The history of the Penacho can be traced back to this world of the miracle chambers. As part of the great art collections of the Archduke Ferdinand II the feather headdress was incorrectly registered in an inventory of 1596 as 'a Moorish hat' - a headdress of Moorish origin.
The House of Habsburg bought a part of the cabinets known as the 'Ambraser Collection' and so the Penacho entered into Habsburg ownership. The custodian of the ethnographic department of the Royal and Imperial Museum of Natural History in Vienna found the headdress during a review of the collection in 1878 folded and moth-eaten in the corner of a wall cabinet
In Austria there are no doubts that the object was obtained absolutely legally and this is the basis for the refusal to return it. And Christian Feest sees the ownership of the Ancient Mexican objects as perfectly incontestable. "Today the Republic of Austria is the administrator of this inalienable cultural heritage of Austria. As such it is part of the World Cultural Heritage. It is our duty to safeguard it and maintain it." Speaking to the foreign policy committee of the Austrian parliament, Feest declared that it was necessary to "hold to the staying power of history" against the purely political debate in Mexico. The official claim of the museum foundation for the crown of feathers is: "It has been in Austria longer than it was ever in Mexico and it is just as much an artefact of European tradition."

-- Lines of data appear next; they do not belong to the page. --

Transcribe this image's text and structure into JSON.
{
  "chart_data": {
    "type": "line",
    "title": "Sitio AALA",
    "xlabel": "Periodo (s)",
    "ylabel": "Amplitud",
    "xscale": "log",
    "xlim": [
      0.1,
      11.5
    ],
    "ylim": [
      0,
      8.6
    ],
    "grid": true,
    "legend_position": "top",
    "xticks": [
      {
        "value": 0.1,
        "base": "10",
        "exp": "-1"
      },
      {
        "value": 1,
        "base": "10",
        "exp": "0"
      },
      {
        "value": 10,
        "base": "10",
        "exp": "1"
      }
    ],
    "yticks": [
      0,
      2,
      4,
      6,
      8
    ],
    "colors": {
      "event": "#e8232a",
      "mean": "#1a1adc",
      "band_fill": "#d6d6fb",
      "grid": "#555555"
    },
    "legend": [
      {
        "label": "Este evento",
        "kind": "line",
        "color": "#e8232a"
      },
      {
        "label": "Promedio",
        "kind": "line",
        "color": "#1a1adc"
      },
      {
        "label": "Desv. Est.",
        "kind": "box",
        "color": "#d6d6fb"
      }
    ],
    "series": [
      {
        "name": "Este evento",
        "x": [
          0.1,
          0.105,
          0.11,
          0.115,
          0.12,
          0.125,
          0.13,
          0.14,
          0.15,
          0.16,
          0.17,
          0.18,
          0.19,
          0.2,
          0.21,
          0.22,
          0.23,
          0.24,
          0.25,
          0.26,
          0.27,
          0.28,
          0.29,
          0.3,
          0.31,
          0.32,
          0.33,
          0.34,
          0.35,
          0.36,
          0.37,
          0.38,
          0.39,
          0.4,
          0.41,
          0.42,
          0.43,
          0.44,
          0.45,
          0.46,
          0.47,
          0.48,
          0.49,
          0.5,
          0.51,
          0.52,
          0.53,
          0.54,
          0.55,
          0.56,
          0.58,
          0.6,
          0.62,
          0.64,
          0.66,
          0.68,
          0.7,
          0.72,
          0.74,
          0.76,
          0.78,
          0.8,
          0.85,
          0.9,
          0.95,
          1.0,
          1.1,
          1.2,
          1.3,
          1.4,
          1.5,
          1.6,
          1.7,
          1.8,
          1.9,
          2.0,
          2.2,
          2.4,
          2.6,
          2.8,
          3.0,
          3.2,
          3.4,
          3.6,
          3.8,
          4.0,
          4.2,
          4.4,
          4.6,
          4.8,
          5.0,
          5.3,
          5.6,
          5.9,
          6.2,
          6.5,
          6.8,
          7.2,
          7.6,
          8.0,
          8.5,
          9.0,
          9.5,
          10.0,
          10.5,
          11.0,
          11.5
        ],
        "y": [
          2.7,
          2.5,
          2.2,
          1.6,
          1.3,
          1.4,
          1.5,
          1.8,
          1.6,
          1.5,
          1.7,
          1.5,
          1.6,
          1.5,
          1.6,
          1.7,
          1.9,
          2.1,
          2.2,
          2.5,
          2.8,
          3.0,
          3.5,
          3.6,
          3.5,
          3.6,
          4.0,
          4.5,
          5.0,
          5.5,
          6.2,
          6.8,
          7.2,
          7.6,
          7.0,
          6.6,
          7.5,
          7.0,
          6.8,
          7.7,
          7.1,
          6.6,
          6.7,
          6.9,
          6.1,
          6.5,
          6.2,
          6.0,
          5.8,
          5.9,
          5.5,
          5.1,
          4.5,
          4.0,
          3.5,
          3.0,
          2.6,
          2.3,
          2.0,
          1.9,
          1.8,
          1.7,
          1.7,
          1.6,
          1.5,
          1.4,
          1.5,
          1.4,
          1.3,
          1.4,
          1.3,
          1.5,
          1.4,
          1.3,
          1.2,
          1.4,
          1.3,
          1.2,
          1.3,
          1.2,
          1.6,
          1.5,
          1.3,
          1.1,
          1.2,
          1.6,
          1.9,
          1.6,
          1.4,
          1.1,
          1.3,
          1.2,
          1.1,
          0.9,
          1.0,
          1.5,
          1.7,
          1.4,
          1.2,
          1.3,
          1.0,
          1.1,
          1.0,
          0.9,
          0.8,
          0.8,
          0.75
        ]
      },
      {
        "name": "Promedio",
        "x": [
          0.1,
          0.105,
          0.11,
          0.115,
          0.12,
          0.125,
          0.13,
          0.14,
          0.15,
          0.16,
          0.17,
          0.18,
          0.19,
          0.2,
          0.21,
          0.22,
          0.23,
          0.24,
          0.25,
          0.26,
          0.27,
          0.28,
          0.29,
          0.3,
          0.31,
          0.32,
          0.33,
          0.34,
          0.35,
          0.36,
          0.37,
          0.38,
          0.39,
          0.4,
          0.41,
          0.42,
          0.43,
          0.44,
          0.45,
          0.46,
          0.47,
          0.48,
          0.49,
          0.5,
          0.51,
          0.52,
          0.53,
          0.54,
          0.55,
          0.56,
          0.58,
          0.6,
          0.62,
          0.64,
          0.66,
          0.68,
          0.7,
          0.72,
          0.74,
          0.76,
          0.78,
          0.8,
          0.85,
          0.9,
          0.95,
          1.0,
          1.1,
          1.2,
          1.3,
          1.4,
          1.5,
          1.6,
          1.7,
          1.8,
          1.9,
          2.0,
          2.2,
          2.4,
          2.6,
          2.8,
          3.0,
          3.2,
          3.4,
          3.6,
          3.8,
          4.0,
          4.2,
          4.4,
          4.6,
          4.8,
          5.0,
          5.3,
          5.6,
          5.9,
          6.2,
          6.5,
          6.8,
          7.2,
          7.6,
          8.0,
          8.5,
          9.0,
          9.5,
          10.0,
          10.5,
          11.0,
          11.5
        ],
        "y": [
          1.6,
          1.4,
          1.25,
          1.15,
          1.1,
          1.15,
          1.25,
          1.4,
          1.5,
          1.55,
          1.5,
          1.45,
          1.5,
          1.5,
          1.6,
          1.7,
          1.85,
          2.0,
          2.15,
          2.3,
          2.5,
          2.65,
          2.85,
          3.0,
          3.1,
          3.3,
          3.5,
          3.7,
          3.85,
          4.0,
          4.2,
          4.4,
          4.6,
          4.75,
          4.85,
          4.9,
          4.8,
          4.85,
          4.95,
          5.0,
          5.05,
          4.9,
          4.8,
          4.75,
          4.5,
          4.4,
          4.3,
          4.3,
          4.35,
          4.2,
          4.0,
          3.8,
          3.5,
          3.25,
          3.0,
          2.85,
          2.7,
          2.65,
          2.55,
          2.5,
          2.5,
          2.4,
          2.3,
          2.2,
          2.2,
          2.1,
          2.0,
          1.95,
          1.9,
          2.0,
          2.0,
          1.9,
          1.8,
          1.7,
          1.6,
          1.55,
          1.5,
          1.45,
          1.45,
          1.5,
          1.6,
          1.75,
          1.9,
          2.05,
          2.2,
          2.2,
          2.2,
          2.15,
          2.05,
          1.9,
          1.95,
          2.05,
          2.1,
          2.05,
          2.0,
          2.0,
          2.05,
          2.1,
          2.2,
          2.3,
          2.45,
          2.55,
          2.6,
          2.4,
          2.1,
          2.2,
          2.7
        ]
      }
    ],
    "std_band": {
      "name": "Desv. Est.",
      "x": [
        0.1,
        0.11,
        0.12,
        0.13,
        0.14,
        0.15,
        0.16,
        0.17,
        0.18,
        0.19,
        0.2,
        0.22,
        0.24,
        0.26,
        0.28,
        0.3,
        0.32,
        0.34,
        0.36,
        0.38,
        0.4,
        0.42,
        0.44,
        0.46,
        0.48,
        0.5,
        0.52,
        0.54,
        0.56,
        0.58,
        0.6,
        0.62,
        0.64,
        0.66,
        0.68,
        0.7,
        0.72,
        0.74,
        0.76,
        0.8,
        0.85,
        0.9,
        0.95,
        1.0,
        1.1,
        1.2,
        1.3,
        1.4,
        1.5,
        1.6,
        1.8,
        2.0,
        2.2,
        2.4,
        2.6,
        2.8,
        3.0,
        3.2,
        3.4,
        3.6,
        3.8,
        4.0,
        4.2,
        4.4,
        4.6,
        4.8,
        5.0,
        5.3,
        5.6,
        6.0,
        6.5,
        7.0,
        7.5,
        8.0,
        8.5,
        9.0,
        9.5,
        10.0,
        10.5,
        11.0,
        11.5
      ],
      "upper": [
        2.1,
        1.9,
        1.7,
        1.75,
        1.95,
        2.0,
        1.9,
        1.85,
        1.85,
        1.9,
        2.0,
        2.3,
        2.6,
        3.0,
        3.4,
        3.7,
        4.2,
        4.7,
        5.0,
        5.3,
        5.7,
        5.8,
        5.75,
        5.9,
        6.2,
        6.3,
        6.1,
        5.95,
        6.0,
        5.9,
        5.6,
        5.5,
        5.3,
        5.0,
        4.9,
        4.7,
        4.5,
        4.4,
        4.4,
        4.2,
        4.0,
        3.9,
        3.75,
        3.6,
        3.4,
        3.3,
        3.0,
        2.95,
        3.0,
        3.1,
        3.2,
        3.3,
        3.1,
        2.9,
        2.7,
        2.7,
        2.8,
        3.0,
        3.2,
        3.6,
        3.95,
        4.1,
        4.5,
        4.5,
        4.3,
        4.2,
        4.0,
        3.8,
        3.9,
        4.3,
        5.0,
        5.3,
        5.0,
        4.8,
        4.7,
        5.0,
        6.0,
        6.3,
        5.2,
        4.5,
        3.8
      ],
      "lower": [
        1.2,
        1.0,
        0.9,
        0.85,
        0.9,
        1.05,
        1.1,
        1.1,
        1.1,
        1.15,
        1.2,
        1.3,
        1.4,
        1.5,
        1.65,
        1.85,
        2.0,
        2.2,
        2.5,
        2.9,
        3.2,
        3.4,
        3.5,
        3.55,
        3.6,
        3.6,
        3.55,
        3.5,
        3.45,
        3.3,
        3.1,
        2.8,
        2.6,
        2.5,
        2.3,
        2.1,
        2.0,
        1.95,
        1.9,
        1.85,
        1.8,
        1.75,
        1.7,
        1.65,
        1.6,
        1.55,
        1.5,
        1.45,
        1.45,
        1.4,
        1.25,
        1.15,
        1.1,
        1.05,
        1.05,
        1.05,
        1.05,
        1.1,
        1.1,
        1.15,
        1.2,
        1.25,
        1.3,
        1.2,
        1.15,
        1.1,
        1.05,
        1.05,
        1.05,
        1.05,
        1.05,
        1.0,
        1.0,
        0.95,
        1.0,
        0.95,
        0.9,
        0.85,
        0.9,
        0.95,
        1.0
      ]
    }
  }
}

Nevertheless critical voices are on the increase in Austria in favour of a return of the crown of feathers to Mexico on moral grounds. In order not to call in question the legal claims, there have been many occasions when attempts have been made to promote the idea that the feather headdress of such symbolic importance be returned as a gift.
"For Mexico this gift is of immeasurable significance, for us only the sacrifice of a few feathers", said Rudolf Burger, Rector of the Vienna Academy of Arts back in 1996. In the same year, the then Federal President, Thomas Klestil, spoke in favour of the return of all unlawfully acquired cultural assets from Austrian museums on the occasion of the Austrian millennium. In this context he also planned to hand over the feather headdress as a sign of gratitude for the fact that Mexico was the first country to protest in the League of Nations against the annexation of Austria by the Nazi regime in 1938. There was massive criticism from the politicians and the directors of museums. "If we were to start on this - what would the Austrians have left to exhibit? Cow bells?" commented Elisabeth Gehrer, then Minister for Education and Cultural Affairs, when asked to comment on the suggestion of the Federal President. The fear was widespread in the world of the museum specialists that the return of the headdress could set a precedent.
In the jubilee year 2005 an official application was made in the Austrian parliament concerning the return of the crown of feathers - and was deferred for an unlimited period. Since March 2007 a new application for a decision has been made. "It is not a question of restitution in the legal sense, as the crown of feathers entered into Austrian ownership quite legally according to all the documents available to us. Rather it is an act of friendship and gratitude", emphasised Wolfgang Zinggl, parliamentary representative of the Green Party. He is in favour of returning the headdress as such a mythological significant object can fulfil far more functions than in Austria "where it is simply one ethnological treasure among many."
A suitable occasion presents itself already, as 2008 will be another anniversary of the 1938 event.